As for speed… Japan also cannot outrun their INF, or their tanks are chewed to shreds by Russian counter-attacks, trading INF for Japan ARM in a trade that Russia can and will take all day long.
So your speed of advance is reduced to the speed of your INF screen… 1 territory per round max.
Which means you don;t need the ARM for speed, just for punch on attack.
1 INF, 1 ARM has an attack valule of 4 and costs 8 IPCs
1 INF, 1 ART has an attack value of 4 and costs 7 IPCs
Japan builds 2 new IC’s, and starts producing 2 INF, 1 ART at each, sneding 3 units per round toward the front with an attack value of 5 and spending only 20 IPC to do it (once the IC’s are built).
With the remaining 20 IPCs (Japan hits $40 pretty quickly) Japan loads up TRNs from Japan dropping those units in Bury. 2 more ART, 4 INF fillign 3 TRNs.
Now you have 12 divisions per turn being poured into Asia with a total attack value of 20. You have cheap fodder for your attacks, and your main punch is suppled by 4 “aerial tanks” and a BOM. That brings the punch of your 12 divisions up to 36, 6 kills per round of combat.
If you are buying ARM and INF, you spen more money, losing 2-3 divisions of units per turn, in exchange for NO increase in hit value, and no increase in speed since you are limitted by your INF fodder for forward movement.
Once you ahve a solid wall of INF/ART combos lined up from Novo to the coast, THEN you start adding ARM to race forward through your already captured territorie to increase the punch for your final drives on Moscow.
Conservation of force and economy :-)
1. I do not build 2 new ICs with Japan. I might build 1 IC and 2 transports on J1 if I had a leftover IPC from a bid. But never 2 ICs; I believe 2 ICs on J1 is too slow. You can upgrade 15 artillery to 15 tanks with what you spend on a single industrial complex.
2. I do not try to match mass for mass with the Allies. Instead, I deliberately allow the Allies to press in on one of the three aforementioned territories, and use tanks to hit one or two of the other places. If the Allies press too far, they will lose what they pressed with, or will at the least either be cut off from reinforcements, or not be able to reach Moscow in time for the crucial battle.
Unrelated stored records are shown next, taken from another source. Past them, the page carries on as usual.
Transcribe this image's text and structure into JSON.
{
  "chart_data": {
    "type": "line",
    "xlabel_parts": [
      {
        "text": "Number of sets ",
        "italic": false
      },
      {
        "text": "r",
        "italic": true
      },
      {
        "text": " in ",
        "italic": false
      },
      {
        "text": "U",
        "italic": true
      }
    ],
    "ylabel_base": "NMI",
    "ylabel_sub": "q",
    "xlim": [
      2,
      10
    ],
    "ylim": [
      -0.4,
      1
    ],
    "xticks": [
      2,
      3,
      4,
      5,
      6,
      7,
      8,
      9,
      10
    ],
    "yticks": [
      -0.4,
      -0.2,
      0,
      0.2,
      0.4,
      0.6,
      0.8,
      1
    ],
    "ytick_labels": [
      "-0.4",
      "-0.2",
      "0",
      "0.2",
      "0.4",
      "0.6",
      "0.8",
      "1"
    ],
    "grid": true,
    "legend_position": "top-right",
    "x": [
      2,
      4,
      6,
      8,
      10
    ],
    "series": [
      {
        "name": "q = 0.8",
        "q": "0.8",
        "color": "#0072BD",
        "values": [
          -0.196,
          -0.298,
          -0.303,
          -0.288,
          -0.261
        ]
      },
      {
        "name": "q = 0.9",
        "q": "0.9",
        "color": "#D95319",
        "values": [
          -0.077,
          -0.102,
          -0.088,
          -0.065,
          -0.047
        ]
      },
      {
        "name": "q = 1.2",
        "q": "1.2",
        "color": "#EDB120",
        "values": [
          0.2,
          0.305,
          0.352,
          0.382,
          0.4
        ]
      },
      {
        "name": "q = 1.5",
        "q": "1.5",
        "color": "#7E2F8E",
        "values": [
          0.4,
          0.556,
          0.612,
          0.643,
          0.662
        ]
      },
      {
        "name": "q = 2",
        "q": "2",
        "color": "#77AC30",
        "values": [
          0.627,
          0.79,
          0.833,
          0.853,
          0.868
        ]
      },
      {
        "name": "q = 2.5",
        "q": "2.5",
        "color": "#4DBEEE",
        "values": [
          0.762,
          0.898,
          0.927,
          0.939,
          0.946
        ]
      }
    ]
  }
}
Let me give you an example.
Say it is early game, and that USSR has 2 infantry in Yakut and Ssinkiang, while Japan has 2 infantry in China and Burytia. USSR puts three tanks and two infantry in Novosibirsk. Now if Japan has tanks at Manchuria, no matter where the USSR attacks, Japan can counter. But if Japan only has infantry and artillery in Manchuria, then Japan cannot threaten any attack that USSR does towards China. Note that I do not say that Japan has artillery at China, because it takes TIME to get artillery from the coast to China.
So instead of threatening to take and hold, Japan must now pull back, giving USSR more time to build up.
The same thing is true later in the game, but with larger forces. Say Japan has a good-sized force of infantry and artillery at Yakut. Then it is BOUND to be weak at Ssinkiang and probably India. The Allies can push there, and there is not much Japan can do because it can’t move its forces to counterattack quickly.
If you start early with tanks, at the midpoint of the game, you have a gigantic mobile threat. If the Allies don’t send enough to any of the three key territories, you storm in through there. If the Allies send TOO MUCH to any of the three key territories, you RETREAT with your infantry and use your tanks to hit another point - by the time the Allies can make any serious headway, you have mass tanks plus infantry and artillery from Japan plus air. The Allies cannot destroy your infantry at the threatened country because you run away before they attack, and because most of their defending/attacking force will be made up of infantry.